Although plywood is an engineered wood product, it is also used as a component in other engineered wood products and systems in applications such as prefabricated I-joists, box beams, stressed-skin panels, and panelized roofs. Plywood has high strength-to-weight and strength-to-thickness ratios, and its stiffness and strength are more equal in width and length than are stiffness and strength of solid wood. Plywood also has excellent dimesional stability along its length and across its width. Minimal edge-swelling makes plywood perhaps the best choice for adhesive-bonded tongue-and groove joints, even where some wetting is expected.
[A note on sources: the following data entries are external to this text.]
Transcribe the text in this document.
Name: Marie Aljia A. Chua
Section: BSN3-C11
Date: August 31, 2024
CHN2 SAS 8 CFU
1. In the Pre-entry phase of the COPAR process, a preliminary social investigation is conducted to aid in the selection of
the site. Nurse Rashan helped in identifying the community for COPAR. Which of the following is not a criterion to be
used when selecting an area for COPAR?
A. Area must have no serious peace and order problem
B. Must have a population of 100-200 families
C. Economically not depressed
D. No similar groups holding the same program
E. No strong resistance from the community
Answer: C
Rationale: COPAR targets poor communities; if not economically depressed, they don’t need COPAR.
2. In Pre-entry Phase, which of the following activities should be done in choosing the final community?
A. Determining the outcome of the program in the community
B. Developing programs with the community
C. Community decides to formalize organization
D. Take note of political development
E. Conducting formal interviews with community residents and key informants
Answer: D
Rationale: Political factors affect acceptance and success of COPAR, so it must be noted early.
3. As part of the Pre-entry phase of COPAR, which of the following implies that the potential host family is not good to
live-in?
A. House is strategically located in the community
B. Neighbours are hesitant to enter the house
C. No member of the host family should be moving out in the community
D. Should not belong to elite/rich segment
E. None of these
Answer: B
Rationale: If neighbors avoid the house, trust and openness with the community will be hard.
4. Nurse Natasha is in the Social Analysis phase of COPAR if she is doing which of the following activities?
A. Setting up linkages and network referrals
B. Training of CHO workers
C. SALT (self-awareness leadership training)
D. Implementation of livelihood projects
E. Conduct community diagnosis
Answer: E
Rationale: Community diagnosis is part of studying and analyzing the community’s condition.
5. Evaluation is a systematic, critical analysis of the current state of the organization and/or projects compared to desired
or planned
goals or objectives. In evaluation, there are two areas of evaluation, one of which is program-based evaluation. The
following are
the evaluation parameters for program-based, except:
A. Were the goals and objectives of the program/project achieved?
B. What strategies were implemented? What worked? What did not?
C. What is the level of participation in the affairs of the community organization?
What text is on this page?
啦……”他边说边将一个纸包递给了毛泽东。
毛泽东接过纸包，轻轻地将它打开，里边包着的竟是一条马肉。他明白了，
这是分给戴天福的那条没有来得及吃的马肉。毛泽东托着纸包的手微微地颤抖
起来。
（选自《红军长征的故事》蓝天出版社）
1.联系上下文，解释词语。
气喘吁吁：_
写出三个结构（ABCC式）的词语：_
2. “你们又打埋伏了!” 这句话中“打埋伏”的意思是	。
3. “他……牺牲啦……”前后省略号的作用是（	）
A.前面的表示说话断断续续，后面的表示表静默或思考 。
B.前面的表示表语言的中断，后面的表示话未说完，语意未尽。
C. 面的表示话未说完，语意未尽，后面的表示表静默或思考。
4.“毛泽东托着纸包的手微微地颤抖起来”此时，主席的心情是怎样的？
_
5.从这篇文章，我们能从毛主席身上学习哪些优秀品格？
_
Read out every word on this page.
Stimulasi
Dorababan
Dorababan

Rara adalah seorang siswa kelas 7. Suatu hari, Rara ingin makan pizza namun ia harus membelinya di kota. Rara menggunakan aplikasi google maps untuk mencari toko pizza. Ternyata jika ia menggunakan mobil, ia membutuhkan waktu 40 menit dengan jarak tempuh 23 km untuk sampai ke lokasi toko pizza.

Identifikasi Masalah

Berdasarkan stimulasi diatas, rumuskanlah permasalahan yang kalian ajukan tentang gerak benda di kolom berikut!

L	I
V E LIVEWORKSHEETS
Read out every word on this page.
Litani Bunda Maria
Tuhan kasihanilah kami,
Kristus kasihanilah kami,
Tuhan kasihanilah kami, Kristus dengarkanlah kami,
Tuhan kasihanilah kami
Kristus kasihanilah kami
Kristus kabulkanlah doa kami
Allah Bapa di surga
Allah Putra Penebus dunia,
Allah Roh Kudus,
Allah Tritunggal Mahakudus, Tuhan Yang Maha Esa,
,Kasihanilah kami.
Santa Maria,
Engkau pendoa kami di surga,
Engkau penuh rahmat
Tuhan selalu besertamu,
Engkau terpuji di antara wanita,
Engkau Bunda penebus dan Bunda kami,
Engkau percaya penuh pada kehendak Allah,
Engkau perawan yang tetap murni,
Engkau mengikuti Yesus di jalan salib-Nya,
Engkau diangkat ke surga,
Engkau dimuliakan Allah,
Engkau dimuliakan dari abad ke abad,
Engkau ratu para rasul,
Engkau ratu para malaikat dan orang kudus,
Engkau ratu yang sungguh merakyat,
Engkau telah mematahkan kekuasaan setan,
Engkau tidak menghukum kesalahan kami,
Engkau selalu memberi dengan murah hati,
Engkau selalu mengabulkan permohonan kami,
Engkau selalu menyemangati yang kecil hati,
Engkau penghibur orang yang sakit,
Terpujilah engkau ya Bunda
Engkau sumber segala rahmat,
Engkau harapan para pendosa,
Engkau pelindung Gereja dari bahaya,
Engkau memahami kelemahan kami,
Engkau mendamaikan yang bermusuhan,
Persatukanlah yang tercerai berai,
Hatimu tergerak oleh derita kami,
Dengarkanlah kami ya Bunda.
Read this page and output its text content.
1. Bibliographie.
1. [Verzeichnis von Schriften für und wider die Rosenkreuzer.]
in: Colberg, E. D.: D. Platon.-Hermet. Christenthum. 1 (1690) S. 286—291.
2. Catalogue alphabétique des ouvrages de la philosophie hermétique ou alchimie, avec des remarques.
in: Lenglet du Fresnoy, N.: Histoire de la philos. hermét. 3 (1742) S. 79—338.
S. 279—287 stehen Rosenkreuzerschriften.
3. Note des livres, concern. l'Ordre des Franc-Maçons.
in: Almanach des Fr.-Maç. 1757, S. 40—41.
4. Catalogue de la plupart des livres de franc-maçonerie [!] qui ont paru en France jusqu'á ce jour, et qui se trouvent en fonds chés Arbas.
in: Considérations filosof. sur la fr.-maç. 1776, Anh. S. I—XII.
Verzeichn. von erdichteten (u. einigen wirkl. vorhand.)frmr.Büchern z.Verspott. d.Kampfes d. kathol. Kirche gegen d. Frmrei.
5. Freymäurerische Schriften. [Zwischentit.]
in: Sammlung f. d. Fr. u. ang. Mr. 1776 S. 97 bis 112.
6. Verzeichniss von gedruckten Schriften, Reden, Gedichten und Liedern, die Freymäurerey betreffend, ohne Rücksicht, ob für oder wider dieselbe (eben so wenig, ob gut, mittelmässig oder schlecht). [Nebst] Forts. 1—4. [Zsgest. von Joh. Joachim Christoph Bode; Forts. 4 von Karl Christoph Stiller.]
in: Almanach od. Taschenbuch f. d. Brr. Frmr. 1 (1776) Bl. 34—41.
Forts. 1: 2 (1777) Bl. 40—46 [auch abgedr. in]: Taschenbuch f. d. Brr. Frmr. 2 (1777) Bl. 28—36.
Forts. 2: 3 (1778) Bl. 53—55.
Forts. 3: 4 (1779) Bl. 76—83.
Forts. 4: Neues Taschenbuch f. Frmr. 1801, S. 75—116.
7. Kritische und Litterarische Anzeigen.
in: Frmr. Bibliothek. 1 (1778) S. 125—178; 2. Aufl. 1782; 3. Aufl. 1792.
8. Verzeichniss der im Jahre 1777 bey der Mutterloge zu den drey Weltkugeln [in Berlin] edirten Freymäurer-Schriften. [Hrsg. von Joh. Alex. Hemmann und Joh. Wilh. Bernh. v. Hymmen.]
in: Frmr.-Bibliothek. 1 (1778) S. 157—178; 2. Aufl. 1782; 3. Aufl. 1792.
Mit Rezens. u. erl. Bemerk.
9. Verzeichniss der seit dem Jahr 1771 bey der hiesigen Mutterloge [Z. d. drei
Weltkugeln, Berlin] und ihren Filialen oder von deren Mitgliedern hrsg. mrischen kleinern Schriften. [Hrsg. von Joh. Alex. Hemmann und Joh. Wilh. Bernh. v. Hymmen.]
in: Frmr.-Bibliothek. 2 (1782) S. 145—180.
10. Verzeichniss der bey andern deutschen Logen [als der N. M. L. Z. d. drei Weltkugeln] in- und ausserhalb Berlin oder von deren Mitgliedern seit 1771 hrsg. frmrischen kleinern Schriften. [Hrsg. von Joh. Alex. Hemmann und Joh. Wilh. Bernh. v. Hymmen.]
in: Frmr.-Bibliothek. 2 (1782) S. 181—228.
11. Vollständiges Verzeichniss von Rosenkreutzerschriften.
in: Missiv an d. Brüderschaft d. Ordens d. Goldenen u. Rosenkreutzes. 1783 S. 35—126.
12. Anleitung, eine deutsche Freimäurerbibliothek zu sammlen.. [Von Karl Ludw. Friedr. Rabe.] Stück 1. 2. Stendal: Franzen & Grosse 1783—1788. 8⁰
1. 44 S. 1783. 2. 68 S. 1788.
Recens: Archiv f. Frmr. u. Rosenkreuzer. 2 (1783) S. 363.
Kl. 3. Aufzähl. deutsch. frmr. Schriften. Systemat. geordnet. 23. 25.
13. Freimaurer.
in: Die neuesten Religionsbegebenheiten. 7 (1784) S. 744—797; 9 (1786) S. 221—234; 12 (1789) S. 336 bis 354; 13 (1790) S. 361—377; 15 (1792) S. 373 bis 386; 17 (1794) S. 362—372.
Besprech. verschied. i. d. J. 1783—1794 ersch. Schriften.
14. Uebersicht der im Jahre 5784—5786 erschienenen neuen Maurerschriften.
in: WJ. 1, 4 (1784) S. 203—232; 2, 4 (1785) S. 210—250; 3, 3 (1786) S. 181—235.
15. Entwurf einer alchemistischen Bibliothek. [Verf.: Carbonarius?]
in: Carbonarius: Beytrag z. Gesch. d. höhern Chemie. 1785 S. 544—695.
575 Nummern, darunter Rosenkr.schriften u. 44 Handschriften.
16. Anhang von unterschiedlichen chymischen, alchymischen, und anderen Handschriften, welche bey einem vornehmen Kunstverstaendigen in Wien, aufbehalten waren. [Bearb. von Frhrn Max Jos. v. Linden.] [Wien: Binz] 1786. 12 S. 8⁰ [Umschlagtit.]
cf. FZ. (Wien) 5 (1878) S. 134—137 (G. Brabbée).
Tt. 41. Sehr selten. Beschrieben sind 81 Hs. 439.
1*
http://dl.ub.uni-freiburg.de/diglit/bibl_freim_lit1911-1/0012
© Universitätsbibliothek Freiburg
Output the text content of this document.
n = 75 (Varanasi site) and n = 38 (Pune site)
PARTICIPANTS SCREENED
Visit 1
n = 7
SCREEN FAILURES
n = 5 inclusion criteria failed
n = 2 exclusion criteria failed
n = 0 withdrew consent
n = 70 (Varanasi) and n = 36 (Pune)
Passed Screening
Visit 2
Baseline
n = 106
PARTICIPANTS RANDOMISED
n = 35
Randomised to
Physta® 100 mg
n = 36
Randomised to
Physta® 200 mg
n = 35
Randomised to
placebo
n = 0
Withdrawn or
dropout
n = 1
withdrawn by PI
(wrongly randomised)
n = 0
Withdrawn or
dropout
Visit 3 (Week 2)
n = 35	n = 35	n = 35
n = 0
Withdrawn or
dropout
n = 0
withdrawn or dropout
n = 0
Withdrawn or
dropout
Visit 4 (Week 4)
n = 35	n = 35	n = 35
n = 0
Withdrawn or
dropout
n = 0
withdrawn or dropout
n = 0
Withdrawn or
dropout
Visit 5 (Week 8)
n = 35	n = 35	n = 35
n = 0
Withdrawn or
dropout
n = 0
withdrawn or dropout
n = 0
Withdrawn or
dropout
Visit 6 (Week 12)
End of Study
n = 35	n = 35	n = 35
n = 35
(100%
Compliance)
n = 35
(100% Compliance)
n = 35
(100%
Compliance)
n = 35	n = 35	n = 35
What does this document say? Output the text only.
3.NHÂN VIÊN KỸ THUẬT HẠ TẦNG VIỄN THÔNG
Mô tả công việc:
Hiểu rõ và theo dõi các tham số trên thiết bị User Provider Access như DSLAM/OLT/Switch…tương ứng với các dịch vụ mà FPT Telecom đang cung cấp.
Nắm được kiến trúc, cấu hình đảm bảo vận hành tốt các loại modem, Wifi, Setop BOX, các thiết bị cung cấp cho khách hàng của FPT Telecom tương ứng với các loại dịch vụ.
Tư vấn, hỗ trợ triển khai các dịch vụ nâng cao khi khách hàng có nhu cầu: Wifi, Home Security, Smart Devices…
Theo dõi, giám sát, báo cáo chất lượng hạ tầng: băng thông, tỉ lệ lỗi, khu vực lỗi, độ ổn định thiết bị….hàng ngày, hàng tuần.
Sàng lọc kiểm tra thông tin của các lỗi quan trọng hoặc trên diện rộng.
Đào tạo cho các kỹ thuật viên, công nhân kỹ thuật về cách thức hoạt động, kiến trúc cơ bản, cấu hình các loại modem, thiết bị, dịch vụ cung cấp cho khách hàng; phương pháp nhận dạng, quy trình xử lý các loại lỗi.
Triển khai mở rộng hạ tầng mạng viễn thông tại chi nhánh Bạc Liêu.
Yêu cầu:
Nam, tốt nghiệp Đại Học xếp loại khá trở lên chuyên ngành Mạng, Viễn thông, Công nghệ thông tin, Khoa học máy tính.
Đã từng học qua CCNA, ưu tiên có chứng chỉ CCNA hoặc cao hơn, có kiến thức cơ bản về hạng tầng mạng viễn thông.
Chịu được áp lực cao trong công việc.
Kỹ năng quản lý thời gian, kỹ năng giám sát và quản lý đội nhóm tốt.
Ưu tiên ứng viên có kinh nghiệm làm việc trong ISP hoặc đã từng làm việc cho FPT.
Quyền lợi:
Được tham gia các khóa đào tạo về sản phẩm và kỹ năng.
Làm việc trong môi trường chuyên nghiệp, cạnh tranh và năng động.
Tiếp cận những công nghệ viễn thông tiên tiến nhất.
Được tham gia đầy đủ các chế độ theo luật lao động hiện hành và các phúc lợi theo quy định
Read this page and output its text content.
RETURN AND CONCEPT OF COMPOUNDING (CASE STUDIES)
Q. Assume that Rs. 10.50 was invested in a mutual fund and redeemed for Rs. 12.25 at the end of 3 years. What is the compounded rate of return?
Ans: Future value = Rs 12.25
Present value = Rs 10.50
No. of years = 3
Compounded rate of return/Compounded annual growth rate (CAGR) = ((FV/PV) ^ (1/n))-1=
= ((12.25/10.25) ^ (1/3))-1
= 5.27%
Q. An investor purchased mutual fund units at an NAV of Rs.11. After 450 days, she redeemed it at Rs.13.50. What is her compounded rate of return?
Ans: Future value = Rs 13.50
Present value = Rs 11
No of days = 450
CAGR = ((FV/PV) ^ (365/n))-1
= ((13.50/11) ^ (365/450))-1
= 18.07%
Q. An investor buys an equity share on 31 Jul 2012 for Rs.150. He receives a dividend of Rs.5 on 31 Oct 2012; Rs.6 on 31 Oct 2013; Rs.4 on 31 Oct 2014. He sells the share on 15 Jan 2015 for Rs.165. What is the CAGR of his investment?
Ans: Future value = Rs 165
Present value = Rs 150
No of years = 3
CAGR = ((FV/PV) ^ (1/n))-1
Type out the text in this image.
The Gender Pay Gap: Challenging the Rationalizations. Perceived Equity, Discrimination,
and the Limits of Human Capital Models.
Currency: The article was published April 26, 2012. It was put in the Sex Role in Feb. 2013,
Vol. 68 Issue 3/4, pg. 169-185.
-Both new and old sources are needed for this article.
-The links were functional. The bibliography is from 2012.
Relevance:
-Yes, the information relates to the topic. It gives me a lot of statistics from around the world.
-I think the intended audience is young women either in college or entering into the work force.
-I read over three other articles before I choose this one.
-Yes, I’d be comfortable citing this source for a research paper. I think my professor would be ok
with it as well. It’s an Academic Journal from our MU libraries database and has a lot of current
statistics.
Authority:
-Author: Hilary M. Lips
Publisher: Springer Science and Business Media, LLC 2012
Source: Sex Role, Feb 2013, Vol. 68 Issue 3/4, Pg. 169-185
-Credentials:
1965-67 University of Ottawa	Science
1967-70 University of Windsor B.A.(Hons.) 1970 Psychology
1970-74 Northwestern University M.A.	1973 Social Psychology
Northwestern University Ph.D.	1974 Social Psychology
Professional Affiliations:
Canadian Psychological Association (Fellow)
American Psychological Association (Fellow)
Because the alternating grain direction of its layers significantly reduces splitting, plywood is an excellent choice for uses that call for fasteners to be placed very near the edge of a panel. In uses where internal knotholes and voids may pose a problem, such as in small pieces, plywood can be ordered with a solid core and face veneers. Some plywood panels are designed for special uses, including marine decorative underlayment and concrete form and special exterior applications. The treating of plywood with preservatives and fire retardants is done by manufacturers outside of the plywood industry. Plywood is easily presure treated with water borne preservative alnd fire retardant, and treated plywood is readily available for use for use where such protection is needed.